Nach den Erläuterungen von Ginder enthielten die offiziellen Plugin-Versionen 5.2.1 und 5.2.2, die zwischen 2020 und 2021 veröffentlicht wurden, einen versteckten Selbstaktualisierungs-Mechanismus. Dieser verwies auf eine Drittanbieter-Domain, anadnet[.]com, und erlaubte es, beliebigen Code außerhalb der Kontrolle von WordPress.org auf die Seiten zu schieben.

Der schädliche Selbstaktualisierer wurde in einer der folgenden Versionen wieder aus dem Plugin auf WordPress.org entfernt, noch bevor die Code-Prüfer ihn unter die Lupe nehmen konnten. Kurz darauf erhielten Seiten mit den Versionen 5.2.1 und 5.2.2 laut Ginder still und heimlich einen manipulierten Build 5.2.3 von jenem externen Server, der eine passive Backdoor einschleuste.

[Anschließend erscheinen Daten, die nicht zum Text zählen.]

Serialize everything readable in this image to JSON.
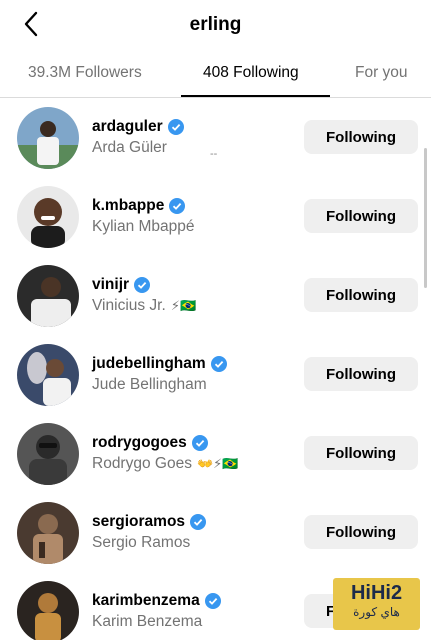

Dieser vom Server „w.anadnet[.]com" bezogene Build mit dem zusätzlichen Backdoor-Code wies einen anderen Hash auf als dieselbe Plugin-Version aus dem Bestand von WordPress.org.

Die passive Backdoor wird ausschließlich bei abgemeldeten Besuchern aktiv, um ihre Aktivität vor Administratoren zu verbergen. Sie hängt sich in die Funktion „the_content" ein und ruft Daten vom anadnet-Server ab — vermutlich für SEO-Spam. „Der eigentliche Mechanismus war getarntes Parasiten-SEO. Das Plugin vermietete das Google-Ranking von siebzigtausend Websites an denjenigen, der diesen Hinterkanal 2021 betrieb", erklärt Ginder.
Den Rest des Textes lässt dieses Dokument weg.